Emotional factors such as stress, depression, and trauma may lead to a poor appetite. Controllable factors such as alcohol, cigarette, and drug use can also result in poor appetite, as can an undetected illness, heavy mental poisoning, and nutritional deficiencies. To stimulate a poor appetite, the diet must be individualized to the patient’s tolerances. Undernourished people may lose their appetite at the sight of large amounts of food. Therefore, frequent small meals may be better tolerated with a gradual increase in the volume of food. When trying to stimulate a poor appetite, consider whether the appearance and aroma of the foods are appealing, in addition to whether the environment is conducive to eating.
Do not drink liquids before or during meals.
Between meals, eat any of the following: Avocados, banana soy pudding, buttermilk, cheese, chicken or tuna, custard, fruit shakes, nuts and nut butters, turkey, and yogurt. In addition to promoting weight gain, these snacks are easy to digest, are high in protein and essential fatty acids, and contain “friendly” bacteria.
Drink three or more cups a day of skim, soy, or almond milk.

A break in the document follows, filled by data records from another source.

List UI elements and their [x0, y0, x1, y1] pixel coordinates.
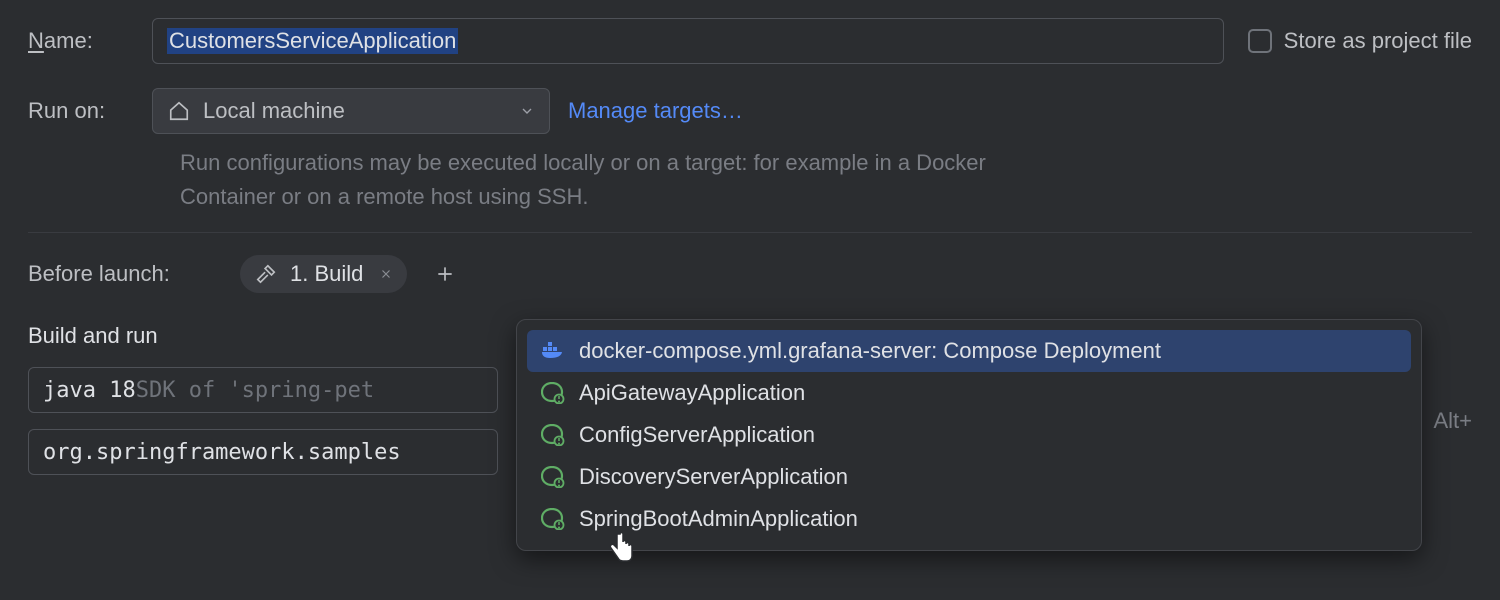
main-class-input[interactable]: org.springframework.samples [28, 429, 498, 475]
spring-boot-icon [541, 507, 565, 531]
popup-item-label: SpringBootAdminApplication [579, 506, 858, 532]
store-as-project-file-option[interactable]: Store as project file [1248, 28, 1472, 54]
home-icon [167, 99, 191, 123]
popup-item-docker[interactable]: docker-compose.yml.grafana-server: Compo… [527, 330, 1411, 372]
name-input-value: CustomersServiceApplication [167, 28, 458, 54]
spring-boot-icon [541, 381, 565, 405]
name-label: Name: [28, 28, 152, 54]
run-config-popup: docker-compose.yml.grafana-server: Compo… [516, 319, 1422, 551]
shortcut-hint: Alt+ [1433, 408, 1472, 434]
popup-item-spring[interactable]: SpringBootAdminApplication [527, 498, 1411, 540]
popup-item-label: ApiGatewayApplication [579, 380, 805, 406]
run-on-dropdown[interactable]: Local machine [152, 88, 550, 134]
before-launch-chip-label: 1. Build [290, 261, 363, 287]
sdk-dropdown[interactable]: java 18 SDK of 'spring-pet [28, 367, 498, 413]
before-launch-chip[interactable]: 1. Build [240, 255, 407, 293]
popup-item-spring[interactable]: ConfigServerApplication [527, 414, 1411, 456]
popup-item-label: DiscoveryServerApplication [579, 464, 848, 490]
popup-item-label: docker-compose.yml.grafana-server: Compo… [579, 338, 1161, 364]
run-on-label: Run on: [28, 98, 152, 124]
spring-boot-icon [541, 423, 565, 447]
close-icon[interactable] [379, 267, 393, 281]
docker-icon [541, 339, 565, 363]
popup-item-spring[interactable]: ApiGatewayApplication [527, 372, 1411, 414]
spring-boot-icon [541, 465, 565, 489]
popup-item-spring[interactable]: DiscoveryServerApplication [527, 456, 1411, 498]
add-before-launch-button[interactable] [435, 264, 455, 284]
sdk-dim: SDK of 'spring-pet [136, 378, 374, 403]
sdk-value: java 18 [43, 378, 136, 403]
main-class-value: org.springframework.samples [43, 440, 401, 465]
chevron-down-icon [519, 103, 535, 119]
before-launch-label: Before launch: [28, 261, 240, 287]
hammer-icon [254, 262, 278, 286]
manage-targets-link[interactable]: Manage targets… [568, 98, 743, 124]
popup-item-label: ConfigServerApplication [579, 422, 815, 448]
store-checkbox[interactable] [1248, 29, 1272, 53]
run-on-value: Local machine [203, 98, 345, 124]
divider [28, 232, 1472, 233]
store-label: Store as project file [1284, 28, 1472, 54]
run-on-help-text: Run configurations may be executed local… [180, 146, 1000, 214]
name-input[interactable]: CustomersServiceApplication [152, 18, 1224, 64]
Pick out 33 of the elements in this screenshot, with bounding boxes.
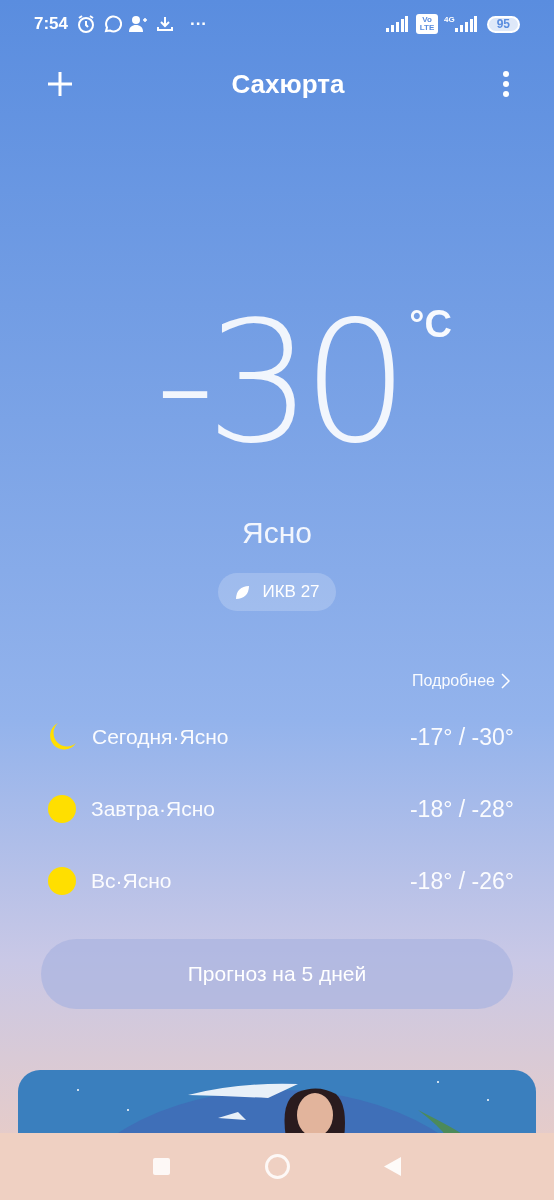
leaf-icon <box>234 584 251 600</box>
forecast-button[interactable]: Прогноз на 5 дней <box>41 939 513 1009</box>
more-notifications: ··· <box>190 13 207 36</box>
add-contact-icon <box>128 14 149 34</box>
air-quality-badge[interactable]: ИКВ 27 <box>218 573 336 611</box>
add-icon[interactable] <box>46 70 74 98</box>
temperature-value: -30 <box>154 285 400 481</box>
download-icon <box>156 15 175 33</box>
volte-badge: Vo LTE <box>415 14 438 34</box>
temperature-range: -18° / -28° <box>409 794 514 824</box>
city-title: Сахюрта <box>231 67 345 101</box>
more-options-icon[interactable] <box>502 71 510 97</box>
temperature-unit: °C <box>409 302 452 347</box>
network-type: 4G <box>443 16 455 24</box>
sun-icon <box>47 794 77 824</box>
weather-condition: Ясно <box>242 515 312 551</box>
home-button[interactable] <box>264 1154 290 1179</box>
back-button[interactable] <box>384 1157 401 1176</box>
forecast-day: Сегодня·Ясно <box>92 721 229 753</box>
temperature-range: -17° / -30° <box>409 722 514 752</box>
forecast-day: Завтра·Ясно <box>91 793 215 825</box>
battery-indicator: 95 <box>486 15 520 33</box>
sun-icon <box>47 866 77 896</box>
alarm-icon <box>76 14 97 34</box>
forecast-day: Вс·Ясно <box>91 865 172 897</box>
temperature-range: -18° / -26° <box>409 866 514 896</box>
signal-icon <box>385 16 408 32</box>
chevron-right-icon <box>501 673 510 689</box>
recents-button[interactable] <box>153 1158 170 1175</box>
signal-icon <box>454 16 477 32</box>
status-time: 7:54 <box>34 13 69 36</box>
details-link[interactable]: Подробнее <box>412 669 510 693</box>
chat-icon <box>102 14 123 34</box>
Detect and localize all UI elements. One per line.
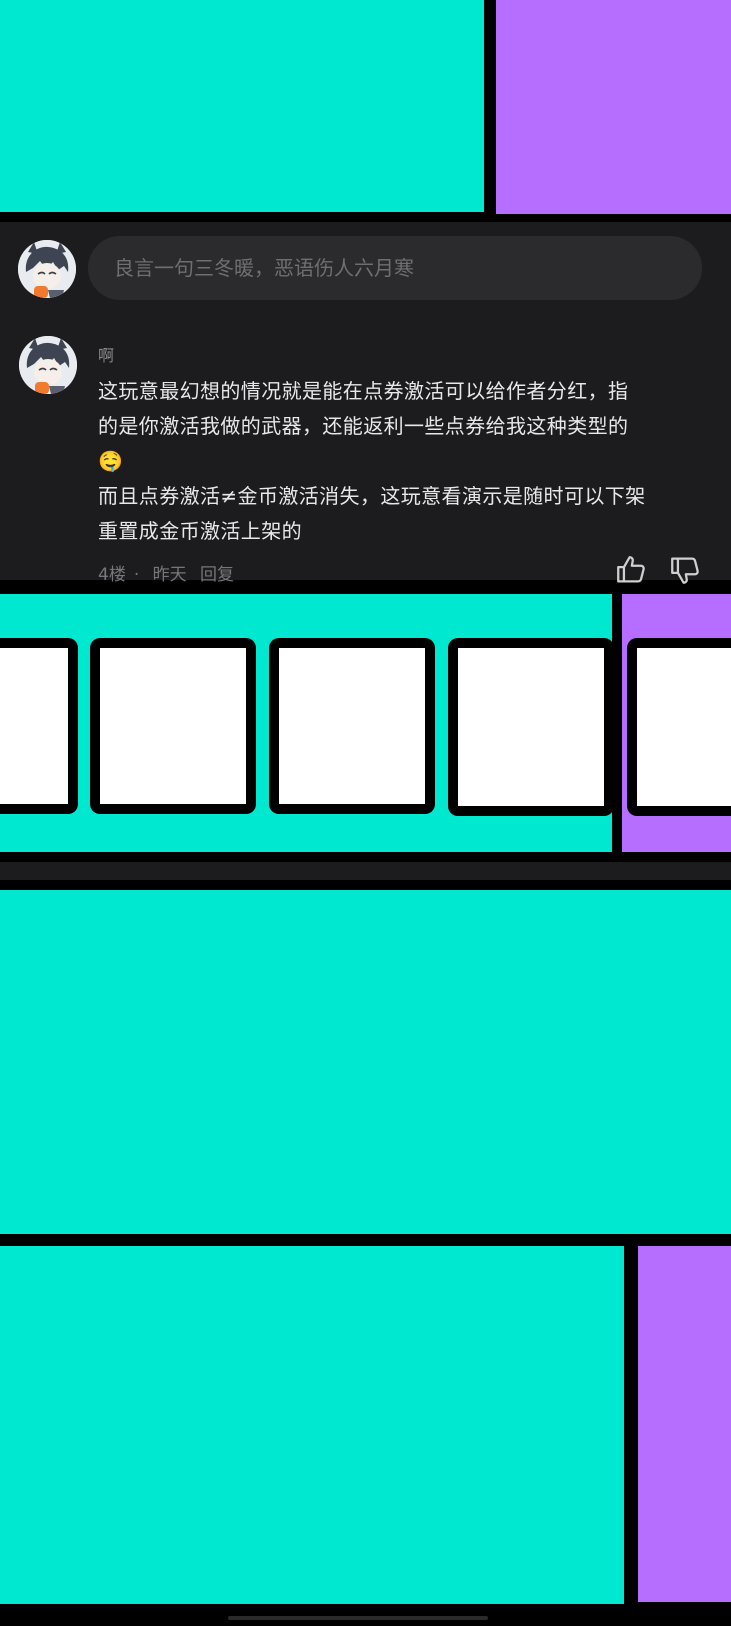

Use a soy carob drink and yogurt fruit shakes. Eat only whole grain bread, rolls, macaroni, crackers, and hot and cold cereals. Use cream (soy) soups as desired. They are usually higher in protein than broth soups.
Although undernourished people need their strength to get well, it is important that they become active as soon as possible. Walking and/or moderate exercise can trigger the appetite. Exercise if possible, but avoid strenuous exercise. Some exercise help to assimilate nutrients better and to increase appetite.